Monday, October 15, 2012

My Problem with the First Three Episodes of "Revenge"

I know, how behind the times could I possibly be? The rest of the world (at least those in the part of it where Revenge actually airs on TV, on schedule) is already into the second season of one of last season's most-talked-about new shows, and I'm just getting around to diving into my first-season DVDs of the ABC hit.

My biggest impression after watching the first three episodes: This is what everyone's been gushing about so breathlessly? God, I hope Homeland is better than this. At least now I understand why Revenge was pretty much absent from the 2012 Emmy race.

Don't take this the wrong way. I flat out adore Madeleine Stowe, and I have since 1990 when I first saw her with Kevin Costner on the poster for a film called, ironically, Revenge. For years I've been dying for the largely MIA actress to return to the screen (the big one preferably, no offense to the small) in a great meaty role. I'm not sure if that part is Victoria Grayson, who has spent much of the episodes I've watched so far on the periphery. Stowe makes an excellent bitch with a heart of gold-plated stone, and whenever she's onscreen, my attention is undivided. She's a not-so-real Housewife of New York who could make Countess LuAnn de Lesseps cower. If only Revenge were all about her.

Unfortunately, three episodes in, it seems to be all about Emily Thorne, played by Emily VanCamp, and the payback she's seeking to punish those responsible for the false imprisonment and death of her father, a multi-millionaire-turned-accused-terrorist portrayed in flashbacks by James Tupper, the hot rugged actor who costarred with Anne Heche in Men in Trees and is now her partner in real life. I swear, some girls -- Heche, VanCamp -- have all the luck.

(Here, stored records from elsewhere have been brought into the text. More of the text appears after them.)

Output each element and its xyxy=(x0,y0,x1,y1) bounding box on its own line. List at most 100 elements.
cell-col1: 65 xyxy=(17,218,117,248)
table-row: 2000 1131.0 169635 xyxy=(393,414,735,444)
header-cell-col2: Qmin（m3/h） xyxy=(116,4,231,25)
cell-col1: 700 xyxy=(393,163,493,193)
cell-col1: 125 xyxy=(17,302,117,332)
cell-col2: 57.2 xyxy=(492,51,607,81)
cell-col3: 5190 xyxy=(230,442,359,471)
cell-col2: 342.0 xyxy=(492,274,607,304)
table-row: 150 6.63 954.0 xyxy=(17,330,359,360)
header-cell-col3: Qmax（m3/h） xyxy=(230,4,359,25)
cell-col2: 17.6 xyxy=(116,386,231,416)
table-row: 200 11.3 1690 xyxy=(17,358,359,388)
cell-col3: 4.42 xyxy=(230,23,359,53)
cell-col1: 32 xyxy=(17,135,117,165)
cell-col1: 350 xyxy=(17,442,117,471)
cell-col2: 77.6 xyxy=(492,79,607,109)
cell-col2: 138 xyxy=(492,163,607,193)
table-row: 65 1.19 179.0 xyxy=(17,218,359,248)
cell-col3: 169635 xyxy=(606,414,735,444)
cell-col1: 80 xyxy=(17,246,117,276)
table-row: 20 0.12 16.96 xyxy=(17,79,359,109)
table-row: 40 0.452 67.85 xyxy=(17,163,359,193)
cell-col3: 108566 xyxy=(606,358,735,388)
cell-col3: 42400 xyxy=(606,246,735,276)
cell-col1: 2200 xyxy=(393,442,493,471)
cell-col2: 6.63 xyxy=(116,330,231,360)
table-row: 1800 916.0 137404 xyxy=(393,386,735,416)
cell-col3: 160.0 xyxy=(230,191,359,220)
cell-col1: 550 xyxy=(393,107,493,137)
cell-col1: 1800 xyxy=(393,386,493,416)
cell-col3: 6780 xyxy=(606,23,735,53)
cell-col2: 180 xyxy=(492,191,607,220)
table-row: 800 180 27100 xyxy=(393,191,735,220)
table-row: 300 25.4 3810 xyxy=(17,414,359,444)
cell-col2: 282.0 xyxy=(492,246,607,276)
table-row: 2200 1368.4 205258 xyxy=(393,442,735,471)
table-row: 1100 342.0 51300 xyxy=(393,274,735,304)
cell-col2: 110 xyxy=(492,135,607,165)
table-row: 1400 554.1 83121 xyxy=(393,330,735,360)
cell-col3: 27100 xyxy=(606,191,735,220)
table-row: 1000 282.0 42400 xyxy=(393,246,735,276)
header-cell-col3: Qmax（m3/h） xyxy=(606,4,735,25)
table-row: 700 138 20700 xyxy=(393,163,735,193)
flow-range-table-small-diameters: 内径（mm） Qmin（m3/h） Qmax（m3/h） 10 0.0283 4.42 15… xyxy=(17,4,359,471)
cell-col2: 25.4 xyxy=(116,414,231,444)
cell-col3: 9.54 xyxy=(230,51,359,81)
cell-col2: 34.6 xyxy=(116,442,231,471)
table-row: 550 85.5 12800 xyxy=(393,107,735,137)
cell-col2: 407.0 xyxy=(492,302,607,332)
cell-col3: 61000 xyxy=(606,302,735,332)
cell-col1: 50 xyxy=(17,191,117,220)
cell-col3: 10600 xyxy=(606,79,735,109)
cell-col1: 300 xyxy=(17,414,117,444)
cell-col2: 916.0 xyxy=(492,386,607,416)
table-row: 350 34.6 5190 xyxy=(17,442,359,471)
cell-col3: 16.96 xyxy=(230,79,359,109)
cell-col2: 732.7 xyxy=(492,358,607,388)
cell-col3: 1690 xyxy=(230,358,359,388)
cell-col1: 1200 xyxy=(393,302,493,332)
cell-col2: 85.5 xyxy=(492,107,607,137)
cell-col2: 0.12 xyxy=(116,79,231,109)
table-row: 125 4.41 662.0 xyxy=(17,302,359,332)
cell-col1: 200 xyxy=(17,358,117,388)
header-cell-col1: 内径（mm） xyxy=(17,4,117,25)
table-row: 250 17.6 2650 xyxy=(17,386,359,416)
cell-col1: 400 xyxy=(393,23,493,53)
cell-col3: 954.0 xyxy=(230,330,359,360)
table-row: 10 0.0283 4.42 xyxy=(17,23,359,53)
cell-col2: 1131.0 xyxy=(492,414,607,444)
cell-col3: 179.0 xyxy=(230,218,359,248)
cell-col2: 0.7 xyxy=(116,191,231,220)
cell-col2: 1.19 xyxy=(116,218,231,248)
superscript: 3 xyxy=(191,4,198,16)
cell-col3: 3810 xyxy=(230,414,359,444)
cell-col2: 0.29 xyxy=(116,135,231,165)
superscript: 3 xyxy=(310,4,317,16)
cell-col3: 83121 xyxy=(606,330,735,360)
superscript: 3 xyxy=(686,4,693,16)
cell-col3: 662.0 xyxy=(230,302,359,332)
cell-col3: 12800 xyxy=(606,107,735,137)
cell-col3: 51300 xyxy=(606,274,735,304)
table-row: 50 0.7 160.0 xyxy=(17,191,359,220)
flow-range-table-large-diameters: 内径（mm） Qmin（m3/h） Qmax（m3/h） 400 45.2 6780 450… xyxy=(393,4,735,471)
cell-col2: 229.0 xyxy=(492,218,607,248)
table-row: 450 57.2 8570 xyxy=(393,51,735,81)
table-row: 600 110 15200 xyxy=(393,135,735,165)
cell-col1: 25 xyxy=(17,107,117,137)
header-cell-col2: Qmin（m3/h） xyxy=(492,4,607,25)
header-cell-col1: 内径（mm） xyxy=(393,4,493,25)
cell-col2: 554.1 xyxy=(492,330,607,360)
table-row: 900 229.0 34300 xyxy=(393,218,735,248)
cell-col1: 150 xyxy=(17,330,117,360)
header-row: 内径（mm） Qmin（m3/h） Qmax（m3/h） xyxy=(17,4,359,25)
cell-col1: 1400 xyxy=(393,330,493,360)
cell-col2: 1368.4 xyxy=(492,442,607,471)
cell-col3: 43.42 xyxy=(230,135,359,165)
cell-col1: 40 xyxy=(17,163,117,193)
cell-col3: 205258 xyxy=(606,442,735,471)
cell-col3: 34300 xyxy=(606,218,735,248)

The execution of the concept has two glaring flaws: The first is VanCamp. I never paid much attention to the ever-gainfully employed actress in Everwood or Brothers & Sisters, but based on the evidence I've seen up to now on Revenge, I'm surprised that such a bland actress would be cast as vixen No. 1. Everything about VanCamp is too lightweight. She lacks that can't-take-my-eyes-off-her quality that I require from my soap divas. You know something is wrong when you're paying more attention to a side dish like Ashley Madekwe, whom I loved as Bambi in Secret Diary of a Call Girl, than you are to the main course. At the end of 43 minutes, you're still hungry for something substantial.

Though the part of Emily Thorne is probably more suited to a brunette (I don't know why, but black hair just equals schemer to me), I suspect they went with a blonde to provide a visual counterpoint to brunette Stowe, which begs the question: Wasn't Kristen Bell available? Anyone who saw Burlesque knows that the normally perky actress can go full-on bitch when she needs to. Katie Cassidy, who negotiated similar terrain in the new Melrose Place and Gossip Girl, also would have rocked the part.

The second glaring flaw: the revenge itself. Perhaps it's because I'm not a big fan of dishes best served cold, or maybe I've had my fill of revenge after years of watching daytime TV, but really, does it solve anything? Even stepping out of my Pollyanna shoes for a minute and pretending that I want to see more revenge plots on my TV screen, there needs to be more to a show's central premise, which is why I'm hoping that as the season unfolds, I see more of Stowe and less of VanCamp. I'll never tire of watching overprotective mothers shielding their beloved sons from unspeakable sluts.

Also, Thorne's revenge schemes would be more compelling if we knew the character better, if we were more invested in her because we saw how her father's legal predicament made her suffer. The flashbacks haven't been enough to draw me into her story and care whether or not she makes everyone pay. As much as I hate them for causing James Tupper to be relegated to brief flashbacks, I'm not that interested in seeing him avenged by a little girl playing dress-up bitch.

Tellingly, the flashback scenes featuring Tupper and Stowe's characters and the fallout from their clandestine affair have been more interesting than anything set in the present day. Three episodes in, I can't help but think that Revenge is the rare instance where living in the past just might have been the way to go.